Part III — Repeals and Revocations Extending Only to Northern Ireland
| Citation | Short title | Extent of repeal or revocation |
| 1967 c. 5 (N.I.) | Administration of Estates (Small Payments) Act (Northern Ireland) 1967 | In Schedule 1, the entry relating to the Building Societies Act 1874. |
| 1967 c. 31 (N.I.) | Building Societies Act (Northern Ireland) 1967 | The whole act. |
| 1969 c. 24 (N.I.) | Industrial and Provident Societies Act (Northern Ireland) 1969 | In section 101(1), the definition of " Building Societies Acts ". |
| 1969 c. 28 (N.I.) | Age of Majority Act (Northern Ireland) 1969 | In Schedule 1, the entry relating to the Building Societies Act (Northern Ireland) 1967. |
| 1969 c. 31 (N.I.) | Age of Majority Act (Northern Ireland) 1969 | In Part I of Schedule 1, the entry relating to the Building Societies Act (Northern Ireland) 1967. |
| 1970 c. 18 (N.I.) | Land Registration Act (Northern Ireland) 1970 | In Schedule 12 the entry relating to the Building Societies Act (Northern Ireland) 1967. |
| 1978 c. 23 | Judicature (Northern Ireland) Act 1978 | In Schedule 5, in Part II the entry relating to the Building Societies Act (Northern Ireland) 1967. |
| SI 1979/1573 (N.I. 12) | Statutory Rules (Northern Ireland) Order 1979 | In Schedule 4 the entry relating to the Building Societies Act (Northern Ireland) 1967. |
| 1980 c. 25 | Insurance Companies Act 1980 | In Schedule 3, paragraph 3. |
| SI 1981/156 (N.I. 3) | Housing (Northern Ireland) Order 1981 | Article 156(6). |
In Part II of Schedule 2, the entry relating to the Building Societies Act (Northern Ireland) 1967.
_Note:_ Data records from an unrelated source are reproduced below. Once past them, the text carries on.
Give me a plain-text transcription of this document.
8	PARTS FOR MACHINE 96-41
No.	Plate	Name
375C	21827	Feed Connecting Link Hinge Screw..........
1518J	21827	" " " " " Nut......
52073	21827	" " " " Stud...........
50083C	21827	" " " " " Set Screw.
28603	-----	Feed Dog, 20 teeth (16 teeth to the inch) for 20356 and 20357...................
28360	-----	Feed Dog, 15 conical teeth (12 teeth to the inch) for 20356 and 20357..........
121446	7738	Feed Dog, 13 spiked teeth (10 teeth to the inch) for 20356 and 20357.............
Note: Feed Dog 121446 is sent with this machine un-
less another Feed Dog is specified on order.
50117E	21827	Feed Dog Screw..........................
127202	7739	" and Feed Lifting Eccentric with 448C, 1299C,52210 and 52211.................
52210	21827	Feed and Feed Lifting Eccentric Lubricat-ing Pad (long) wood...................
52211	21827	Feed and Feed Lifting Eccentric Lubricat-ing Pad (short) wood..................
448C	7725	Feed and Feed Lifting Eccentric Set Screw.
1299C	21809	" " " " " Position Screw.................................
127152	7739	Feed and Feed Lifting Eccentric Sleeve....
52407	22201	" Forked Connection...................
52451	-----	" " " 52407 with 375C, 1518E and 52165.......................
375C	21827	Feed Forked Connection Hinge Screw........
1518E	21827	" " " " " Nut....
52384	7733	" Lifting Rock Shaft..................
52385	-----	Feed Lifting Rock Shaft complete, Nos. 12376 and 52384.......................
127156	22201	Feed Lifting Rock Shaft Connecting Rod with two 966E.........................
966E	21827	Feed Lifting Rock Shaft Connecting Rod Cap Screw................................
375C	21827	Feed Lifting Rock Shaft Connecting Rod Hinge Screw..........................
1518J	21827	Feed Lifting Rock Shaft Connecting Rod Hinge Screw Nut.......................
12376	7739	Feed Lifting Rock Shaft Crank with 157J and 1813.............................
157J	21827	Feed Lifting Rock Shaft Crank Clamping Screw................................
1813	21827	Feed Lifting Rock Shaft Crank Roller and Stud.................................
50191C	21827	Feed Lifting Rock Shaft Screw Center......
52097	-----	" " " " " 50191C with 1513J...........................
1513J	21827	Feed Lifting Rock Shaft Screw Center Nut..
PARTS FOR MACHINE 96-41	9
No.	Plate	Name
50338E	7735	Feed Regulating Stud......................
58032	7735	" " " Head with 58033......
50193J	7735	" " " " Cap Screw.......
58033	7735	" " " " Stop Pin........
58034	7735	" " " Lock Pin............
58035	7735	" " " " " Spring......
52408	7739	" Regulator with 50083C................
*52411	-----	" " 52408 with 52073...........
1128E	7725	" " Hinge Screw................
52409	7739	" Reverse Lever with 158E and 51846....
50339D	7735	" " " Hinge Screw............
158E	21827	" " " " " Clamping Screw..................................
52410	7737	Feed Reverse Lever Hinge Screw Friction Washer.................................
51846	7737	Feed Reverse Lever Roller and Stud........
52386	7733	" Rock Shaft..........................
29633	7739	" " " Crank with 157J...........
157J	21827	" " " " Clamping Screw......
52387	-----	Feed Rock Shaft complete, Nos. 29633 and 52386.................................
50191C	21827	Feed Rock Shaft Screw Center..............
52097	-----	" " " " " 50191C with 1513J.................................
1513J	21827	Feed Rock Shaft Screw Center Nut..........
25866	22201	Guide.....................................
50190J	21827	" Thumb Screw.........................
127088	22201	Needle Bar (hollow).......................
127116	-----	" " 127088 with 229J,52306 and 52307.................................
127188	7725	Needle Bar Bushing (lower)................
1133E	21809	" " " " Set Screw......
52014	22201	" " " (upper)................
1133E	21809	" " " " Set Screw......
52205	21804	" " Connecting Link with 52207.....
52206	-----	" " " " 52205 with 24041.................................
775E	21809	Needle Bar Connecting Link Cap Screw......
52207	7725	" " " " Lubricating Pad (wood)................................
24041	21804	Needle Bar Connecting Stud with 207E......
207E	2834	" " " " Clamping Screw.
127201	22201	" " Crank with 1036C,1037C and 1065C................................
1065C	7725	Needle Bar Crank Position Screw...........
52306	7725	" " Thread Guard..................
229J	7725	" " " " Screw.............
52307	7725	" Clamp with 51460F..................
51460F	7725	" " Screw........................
| S.R. 1982/155 (N.I.) | Building Societies (Authorisation) Regulations (Northern Ireland) 1982 | The whole Regulations. |
| SI 1983/776 (N.I. 9) | Property (Discharge of Mortgage by Receipt) (Northern Ireland) Order 1983 | In Article 3(10), in the definition of " mortgage " the words " section 37 of the Building Societies Act (Northern Ireland) 1967 ". |
| SI 1983/1118 (N.I. 15) | Housing (Northern Ireland) Order 1983 | In Schedule 10, the entry relating to the Building Societies Act (Northern Ireland) 1967. |
| 1985 c. 71 | Housing (Consequential Provisions) Act 1985 | In Schedule 2, paragraphs 13, 51(2) and 51(5)(a). |
| SI 1986/1035 (N.I. 9) | Companies Consolidation (Consequential Provisions) (Northern Ireland) Order 1986 | In Part I of Schedule 1, the entry relating to the Building Societies Act (Northern Ireland) 1967. |

==Amendments==
===Building Societies Act 1986 (Amendment) Act 2024===

Under the Building Societies Act 1986, building societies would have had to raise at least 50% of funds, with some qualifications, from customer savings. The Building Societies Act 1986 (Amendment) Act 2024 (c. 18) would amend this to exclude some types of funding held for liquidity purposes or accessed in stress scenarios, from this calculation. The Building Societies Act 1986 (Amendment) Act 2024 also amends the act to allow for meetings to be held through electronic means.